Ringvorlesung von ETH und Uni Zürich
Reiche Reihe zur Armut

(cm) Mit der Armut sei sie erstmals während ihren Studien an der Yale University konfrontiert worden, erzählt Ursula Renz. Doch nicht nur das in New Haven erlebbare Nebeneinander von Arm und Reich beschäftigte die Philosophin, die heute wissenschaftliche Assistentin an der ETH-Professur für Philosophie ist, sondern auch dass Armut – anders als analoge Themen wie Gender oder Antisemitismus – kein Gegenstand weitergreifender theoretischer Debatten ist. Tatsächlich fehlt, sieht man einmal von dafür prädestinierten Disziplinen wie Ethik, Ethnologie und Ökonomie sowie von Diskussion in bestimmten Bereich der angewandten Wissenschaften wie etwa der Gentechnologie ab, in vielen wissenschaftlichen Disziplinen eine grössere systematische Auseinandersetzung mit dem Phänomen. Dennoch hätten viele Disziplinen einiges zur Thematik zu sagen. Um das zu zeigen, organisierte Ursula Renz zusammen mit ihrer Kollegin Barbara Bleisch vom Ethik Zentrum der Universität Zürich, eine Ringvorlesung zum Thema. Die Veranstaltungsreihe „Armut“ beginnt am Donnerstag diese Woche (1).

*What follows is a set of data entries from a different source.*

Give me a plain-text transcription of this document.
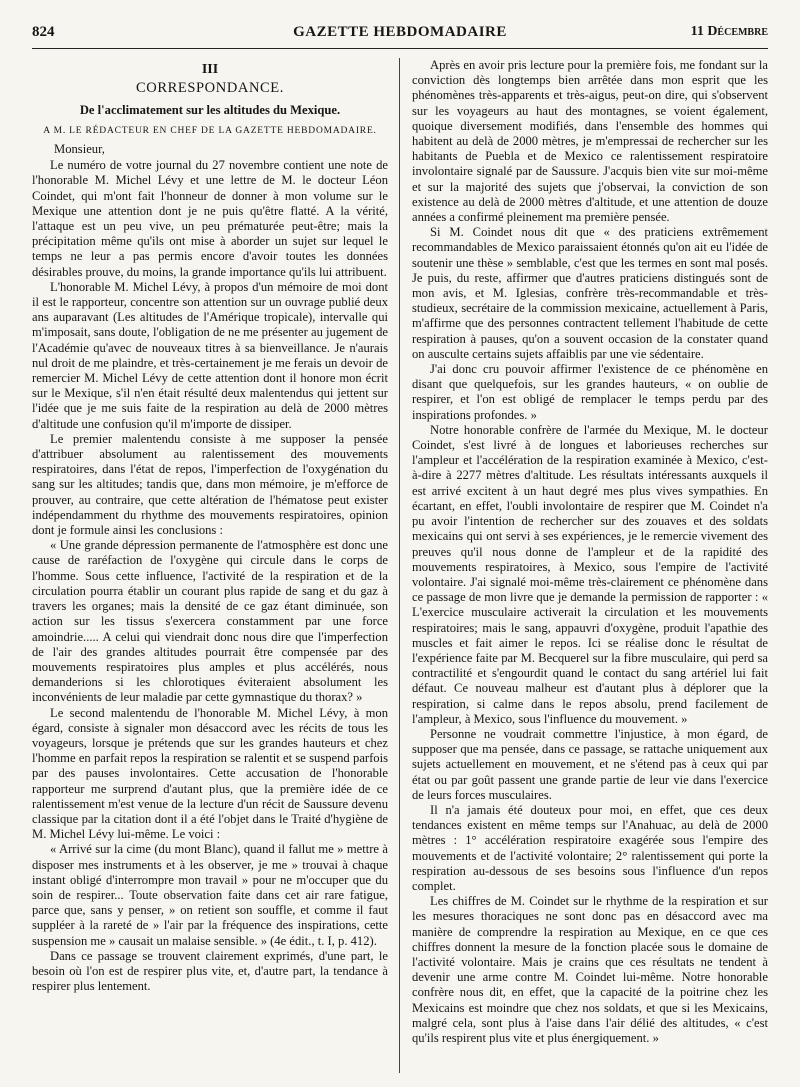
824	GAZETTE HEBDOMADAIRE	11 Décembre
III
CORRESPONDANCE.
De l'acclimatement sur les altitudes du Mexique.
A M. LE RÉDACTEUR EN CHEF DE LA GAZETTE HEBDOMADAIRE.

Monsieur,

Le numéro de votre journal du 27 novembre contient une note de l'honorable M. Michel Lévy et une lettre de M. le docteur Léon Coindet, qui m'ont fait l'honneur de donner à mon volume sur le Mexique une attention dont je ne puis qu'être flatté. A la vérité, l'attaque est un peu vive, un peu prématurée peut-être; mais la précipitation même qu'ils ont mise à aborder un sujet sur lequel le temps ne leur a pas permis encore d'avoir toutes les données désirables prouve, du moins, la grande importance qu'ils lui attribuent.

L'honorable M. Michel Lévy, à propos d'un mémoire de moi dont il est le rapporteur, concentre son attention sur un ouvrage publié deux ans auparavant (Les altitudes de l'Amérique tropicale), intervalle qui m'imposait, sans doute, l'obligation de ne me présenter au jugement de l'Académie qu'avec de nouveaux titres à sa bienveillance. Je n'aurais nul droit de me plaindre, et très-certainement je me ferais un devoir de remercier M. Michel Lévy de cette attention dont il honore mon écrit sur le Mexique, s'il n'en était résulté deux malentendus qui jettent sur l'idée que je me suis faite de la respiration au delà de 2000 mètres d'altitude une confusion qu'il m'importe de dissiper.

Le premier malentendu consiste à me supposer la pensée d'attribuer absolument au ralentissement des mouvements respiratoires, dans l'état de repos, l'imperfection de l'oxygénation du sang sur les altitudes; tandis que, dans mon mémoire, je m'efforce de prouver, au contraire, que cette altération de l'hématose peut exister indépendamment du rhythme des mouvements respiratoires, opinion dont je formule ainsi les conclusions :

« Une grande dépression permanente de l'atmosphère est donc une cause de raréfaction de l'oxygène qui circule dans le corps de l'homme. Sous cette influence, l'activité de la respiration et de la circulation pourra établir un courant plus rapide de sang et du gaz à travers les organes; mais la densité de ce gaz étant diminuée, son action sur les tissus s'exercera constamment par une force amoindrie..... A celui qui viendrait donc nous dire que l'imperfection de l'air des grandes altitudes pourrait être compensée par des mouvements respiratoires plus amples et plus accélérés, nous demanderions si les chlorotiques éviteraient absolument les inconvénients de leur maladie par cette gymnastique du thorax? »

Le second malentendu de l'honorable M. Michel Lévy, à mon égard, consiste à signaler mon désaccord avec les récits de tous les voyageurs, lorsque je prétends que sur les grandes hauteurs et chez l'homme en parfait repos la respiration se ralentit et se suspend parfois par des pauses involontaires. Cette accusation de l'honorable rapporteur me surprend d'autant plus, que la première idée de ce ralentissement m'est venue de la lecture d'un récit de Saussure devenu classique par la citation dont il a été l'objet dans le Traité d'hygiène de M. Michel Lévy lui-même. Le voici :

« Arrivé sur la cime (du mont Blanc), quand il fallut me » mettre à disposer mes instruments et à les observer, je me » trouvai à chaque instant obligé d'interrompre mon travail » pour ne m'occuper que du soin de respirer... Toute observation faite dans cet air rare fatigue, parce que, sans y penser, » on retient son souffle, et comme il faut suppléer à la rareté de » l'air par la fréquence des inspirations, cette suspension me » causait un malaise sensible. » (4e édit., t. I, p. 412).

Dans ce passage se trouvent clairement exprimés, d'une part, le besoin où l'on est de respirer plus vite, et, d'autre part, la tendance à respirer plus lentement.

Après en avoir pris lecture pour la première fois, me fondant sur la conviction dès longtemps bien arrêtée dans mon esprit que les phénomènes très-apparents et très-aigus, peut-on dire, qui s'observent sur les voyageurs au haut des montagnes, se voient également, quoique diversement modifiés, dans l'ensemble des hommes qui habitent au delà de 2000 mètres, je m'empressai de rechercher sur les habitants de Puebla et de Mexico ce ralentissement respiratoire involontaire signalé par de Saussure. J'acquis bien vite sur moi-même et sur la majorité des sujets que j'observai, la conviction de son existence au delà de 2000 mètres d'altitude, et une attention de douze années a confirmé pleinement ma première pensée.

Si M. Coindet nous dit que « des praticiens extrêmement recommandables de Mexico paraissaient étonnés qu'on ait eu l'idée de soutenir une thèse » semblable, c'est que les termes en sont mal posés. Je puis, du reste, affirmer que d'autres praticiens distingués sont de mon avis, et M. Iglesias, confrère très-recommandable et très-studieux, secrétaire de la commission mexicaine, actuellement à Paris, m'affirme que des personnes contractent tellement l'habitude de cette respiration à pauses, qu'on a souvent occasion de la constater quand on ausculte certains sujets affaiblis par une vie sédentaire.

J'ai donc cru pouvoir affirmer l'existence de ce phénomène en disant que quelquefois, sur les grandes hauteurs, « on oublie de respirer, et l'on est obligé de remplacer le temps perdu par des inspirations profondes. »

Notre honorable confrère de l'armée du Mexique, M. le docteur Coindet, s'est livré à de longues et laborieuses recherches sur l'ampleur et l'accélération de la respiration examinée à Mexico, c'est-à-dire à 2277 mètres d'altitude. Les résultats intéressants auxquels il est arrivé excitent à un haut degré mes plus vives sympathies. En écartant, en effet, l'oubli involontaire de respirer que M. Coindet n'a pu avoir l'intention de rechercher sur des zouaves et des soldats mexicains qui ont servi à ses expériences, je le remercie vivement des preuves qu'il nous donne de l'ampleur et de la rapidité des mouvements respiratoires, à Mexico, sous l'empire de l'activité volontaire. J'ai signalé moi-même très-clairement ce phénomène dans ce passage de mon livre que je demande la permission de rapporter : « L'exercice musculaire activerait la circulation et les mouvements respiratoires; mais le sang, appauvri d'oxygène, produit l'apathie des muscles et fait aimer le repos. Ici se réalise donc le résultat de l'expérience faite par M. Becquerel sur la fibre musculaire, qui perd sa contractilité et s'engourdit quand le contact du sang artériel lui fait défaut. Ce nouveau malheur est d'autant plus à déplorer que la respiration, si calme dans le repos absolu, prend facilement de l'ampleur, à Mexico, sous l'influence du mouvement. »

Personne ne voudrait commettre l'injustice, à mon égard, de supposer que ma pensée, dans ce passage, se rattache uniquement aux sujets actuellement en mouvement, et ne s'étend pas à ceux qui par état ou par goût passent une grande partie de leur vie dans l'exercice de leurs forces musculaires.

Il n'a jamais été douteux pour moi, en effet, que ces deux tendances existent en même temps sur l'Anahuac, au delà de 2000 mètres : 1° accélération respiratoire exagérée sous l'empire des mouvements et de l'activité volontaire; 2° ralentissement qui porte la respiration au-dessous de ses besoins sous l'influence d'un repos complet.

Les chiffres de M. Coindet sur le rhythme de la respiration et sur les mesures thoraciques ne sont donc pas en désaccord avec ma manière de comprendre la respiration au Mexique, en ce que ces chiffres donnent la mesure de la fonction placée sous le domaine de l'activité volontaire. Mais je crains que ces résultats ne tendent à devenir une arme contre M. Coindet lui-même. Notre honorable confrère nous dit, en effet, que la capacité de la poitrine chez les Mexicains est moindre que chez nos soldats, et que si les Mexicains, malgré cela, sont plus à l'aise dans l'air délié des altitudes, « c'est qu'ils respirent plus vite et plus énergiquement. »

Den Anfang der Reihe stellen Vorlesungen dar, die sich damit befassen, wie „Armut“ überhaupt in verschiedenen Disziplinen auftaucht. Beispielsweise wird die Linguistin Angelika Linke erörtern, wie der ein Defizit bezeichnende Begriff zur sozialen Kategorie wird und als solche auch noch typisierte Einstellungen und Forderungen der Gemeinschaft mittransportiert. Oder die Filmwissenschaftlerin Christine Brinckmann setzt sich damit auseinander, wie man Armut ins Bild setzt.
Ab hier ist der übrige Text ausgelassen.